Certain limits must be remembered. Our work was founded on a static set of 13 standardized questions addressing only NVO. Performance will vary with various wordings, broader clinical domains, or more patient-tailored examples. Second, the research did not measure LLMs’ ability to handle real-time data or the most current literature—abilities increasingly important in rapidly evolving clinical spaces. Additionally, we did not assess the authenticity or correctness of references or citations provided by the LLMs. This introduces the risk of fictitious or biased citations, a known issue with some AI models. Future studies should systematically evaluate citation accuracy and related biases when LLMs are applied in clinical decision-making contexts.

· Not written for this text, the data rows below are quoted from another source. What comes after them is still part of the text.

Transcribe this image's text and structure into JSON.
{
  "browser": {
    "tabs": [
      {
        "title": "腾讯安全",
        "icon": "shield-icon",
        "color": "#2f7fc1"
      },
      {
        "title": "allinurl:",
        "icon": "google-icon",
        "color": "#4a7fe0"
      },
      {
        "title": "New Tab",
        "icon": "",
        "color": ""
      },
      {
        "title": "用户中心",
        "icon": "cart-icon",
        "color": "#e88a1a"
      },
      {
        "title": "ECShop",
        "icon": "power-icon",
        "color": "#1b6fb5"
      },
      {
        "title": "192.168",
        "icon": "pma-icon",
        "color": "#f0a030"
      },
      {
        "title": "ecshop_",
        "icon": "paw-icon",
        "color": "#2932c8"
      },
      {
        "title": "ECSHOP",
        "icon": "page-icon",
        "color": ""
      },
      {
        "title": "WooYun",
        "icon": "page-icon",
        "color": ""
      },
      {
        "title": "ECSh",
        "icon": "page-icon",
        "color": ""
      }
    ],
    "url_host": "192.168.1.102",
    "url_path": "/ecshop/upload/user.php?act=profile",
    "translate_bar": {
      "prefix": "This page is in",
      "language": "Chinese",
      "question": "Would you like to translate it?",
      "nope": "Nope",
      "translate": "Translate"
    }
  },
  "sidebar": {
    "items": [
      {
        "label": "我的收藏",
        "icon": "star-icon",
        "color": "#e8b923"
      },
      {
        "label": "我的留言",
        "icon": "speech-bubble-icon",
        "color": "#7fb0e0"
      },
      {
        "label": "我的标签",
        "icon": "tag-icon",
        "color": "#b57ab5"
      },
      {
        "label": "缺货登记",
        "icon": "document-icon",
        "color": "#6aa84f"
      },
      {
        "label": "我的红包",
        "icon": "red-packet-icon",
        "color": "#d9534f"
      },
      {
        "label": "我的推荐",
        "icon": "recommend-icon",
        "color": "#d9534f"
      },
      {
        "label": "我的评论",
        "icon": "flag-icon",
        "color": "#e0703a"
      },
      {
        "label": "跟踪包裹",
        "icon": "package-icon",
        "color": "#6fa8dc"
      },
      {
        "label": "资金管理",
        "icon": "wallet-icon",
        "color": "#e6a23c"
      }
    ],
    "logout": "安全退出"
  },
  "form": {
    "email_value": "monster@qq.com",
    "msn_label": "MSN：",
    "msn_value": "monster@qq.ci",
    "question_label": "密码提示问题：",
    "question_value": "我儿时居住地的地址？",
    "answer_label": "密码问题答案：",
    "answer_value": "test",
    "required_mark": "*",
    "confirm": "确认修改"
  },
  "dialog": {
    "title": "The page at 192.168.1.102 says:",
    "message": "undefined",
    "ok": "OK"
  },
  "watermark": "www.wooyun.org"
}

Also, while grading was performed by senior spine surgeons, grading is inherently subjective. While blinding and consensus scoring minimized bias, future studies should employ automated benchmarking platforms to enhance objectivity. Another important limitation is the use of the 2015 IDSA guideline as a reference standard. Since LLMs were trained on data through 2021, inconsistencies may occur with stale reference material, which can result in confounding model accuracy assessment [23]. Lastly, our study utilized the 2015 IDSA guidelines, which, while still the most current for NVO, may not reflect recent advancements in diagnostics and therapeutics. This introduces a potential timeliness limitation. As guidelines are updated and LLM training data evolves, future research should evaluate model performance in handling new guideline iterations and their incorporation into LLM knowledge bases.

4.2. Practical Uses and Potential Future Paths

The implications of this study highlight the promise of highly performing LLMs, such as ChatGPT-4o and Gemini, to support a wide variety of clinical tasks. These involve interpretation of directives, triage support, clinical documentation, and care planning. In their optimal implementation, these tools can potentially reduce clinician workload, enhance the quality of decision-making, and facilitate care delivery [24,25,26]. For example, LLMs that are trained on specialty-specific information can generate clinical reports automatically that are tailored to spinal infections, e.g., critical diagnostic findings, treatment protocols, and postoperative plans. They can enhance multidisciplinary communication among infectious disease specialists, orthopedic surgeons, and rehabilitation teams. Moreover, incorporating LLMs into telemedicine workflows may extend access to subspecialist care for rural or underserved populations [27,28]. Prior instances in stroke triage and diabetic retinopathy screening demonstrate the potential of AI-supported diagnosis in primary care. Similarly, LLM-informed clinical decision-support systems could empower primary care providers to initiate evidence-based treatment, plan timely referrals, and follow-up with minimal delay [29,30]. While our study provides valuable insights into LLM performance in NVO, its findings may not generalize to other infectious diseases or broader clinical conditions. Extending similar evaluations to other spinal infections (e.g., epidural abscess, postoperative infections) and other infectious diseases could provide a more comprehensive understanding of LLM utility across clinical practice.

5. Conclusions

This paper describes a comprehensive evaluation of four LLMs—Consensus, Gemini, ChatGPT-4o Mini, and ChatGPT-4o—on interpreting and applying IDSA clinical guidelines for native vertebral osteomyelitis. Of the models tested, ChatGPT-4o recorded the highest overall accuracy, consistency, and completeness, followed by Gemini. Consensus and ChatGPT-4o Mini were more variable and less suitable for tasks requiring extensive clinical thought. While LLMs cannot replace human expertise, their integration into clinical workflows could enhance the delivery of timely, evidence-based care. Subsequent research must aim to conduct broader clinical evaluations, integrate data in real time, and analyze effects on medical practice and education. Once properly designed and validated, LLMs can be valuable assets for formulating medical practice and optimizing patient outcomes.